Chart of SCO's Answer to Novell's Counterclaims (Groklaw)

Posted Sep 17, 2005 18:59 UTC (Sat) by mmarq (guest, #2332) [Link]

oops... too many mistakes of typing "faster than the mind" without looking!
REPEAT:
Agreed also.

But how could they do that without a SCO source campaingn in the first place.

"binary code versions of System V products"

Posted Sep 17, 2005 13:36 UTC (Sat) by eru (subscriber, #2753) [Link]

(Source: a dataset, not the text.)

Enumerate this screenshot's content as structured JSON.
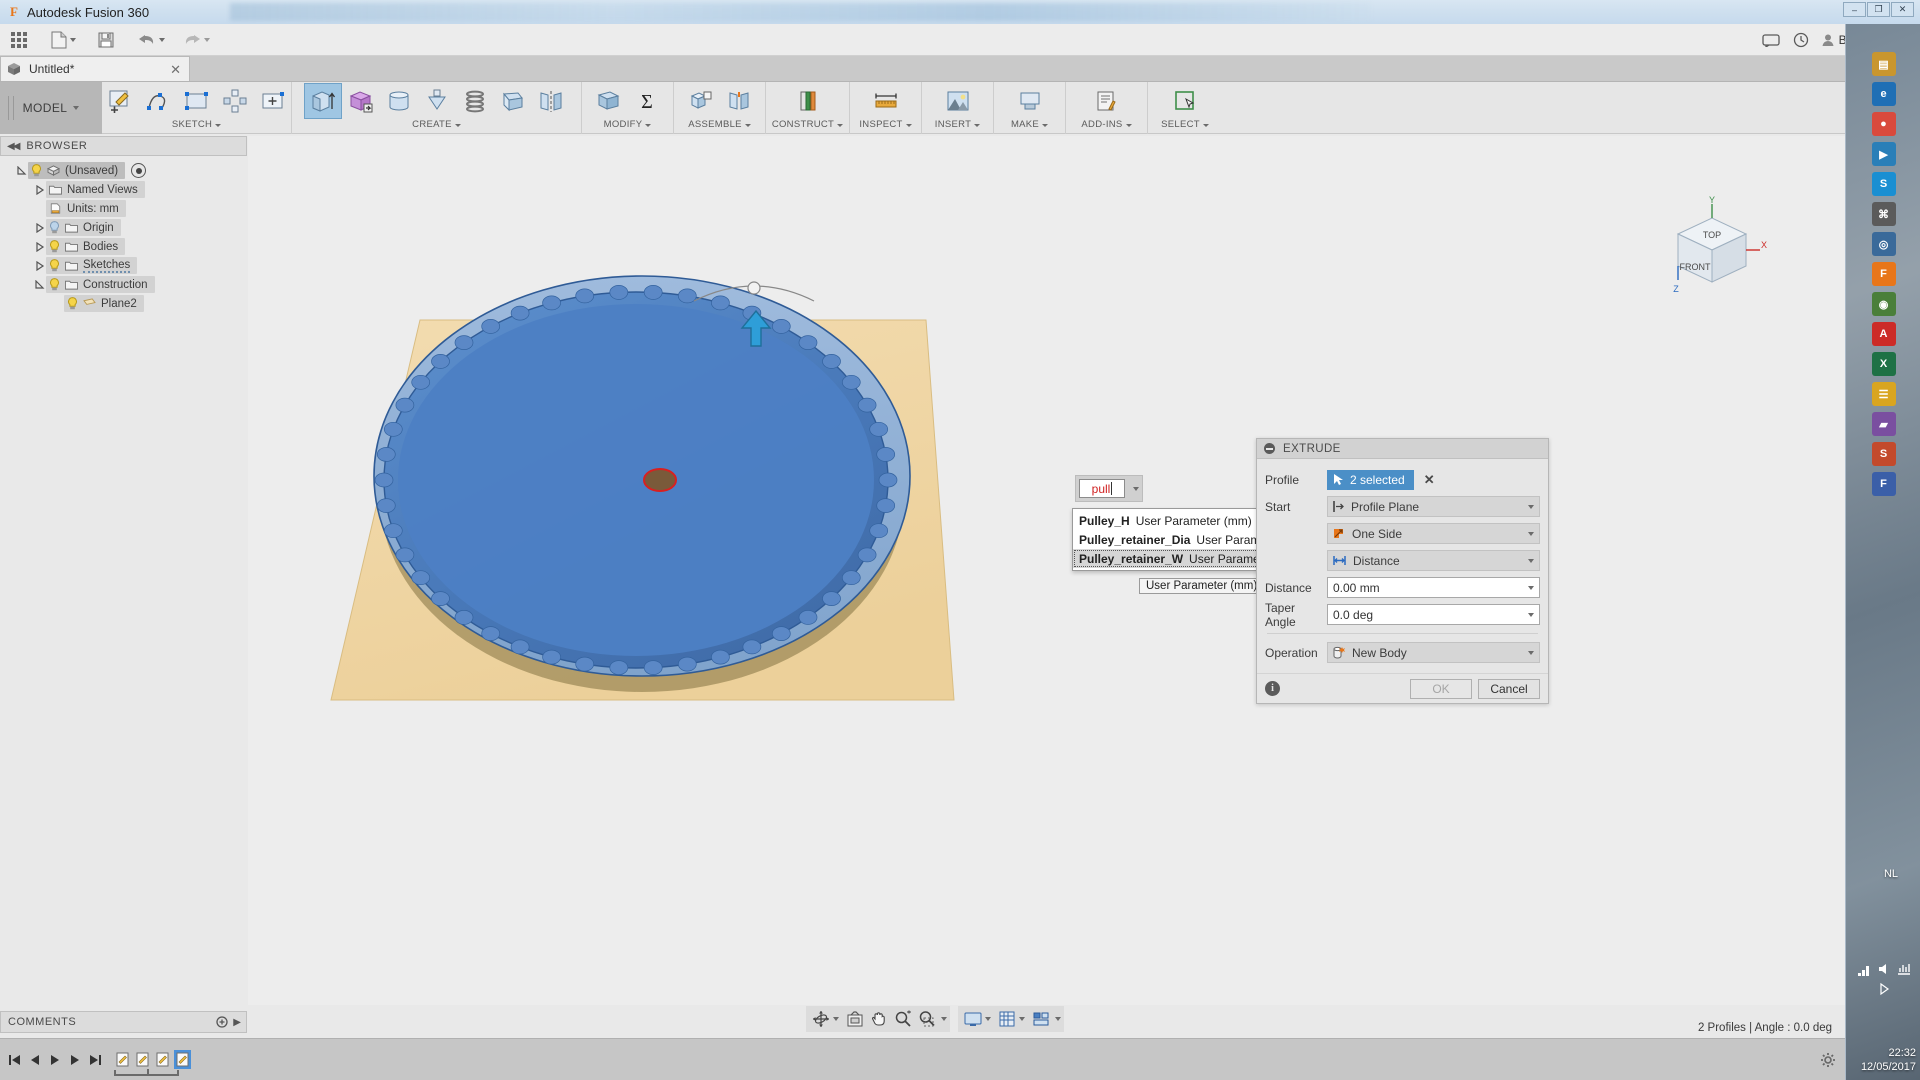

I find the most crucial thing in the chart to be how SCO repeatedly claims Novells rights to royalties concern only "then-existing licensees for their distribution of binary code versions of System V producs" (for example, answer 74), and the Microsoft and Sun deals have nothing to do with these (50, 78). It seems to be that unless the judge agrees with this interpretation, SCO as a company will soon die a sudden death... (but IANAL)

PJ's followup

Posted Sep 19, 2005 7:25 UTC (Mon) by Wol (subscriber, #4433) [Link]

Is a doozy. The reply itself is now a story on Groklaw. The conclusion is that SCOG's case is falling apart.

The reply is a mess, admitting things that weren't alleged, both admitting and denying the same thing, and all sorts of stuff like that.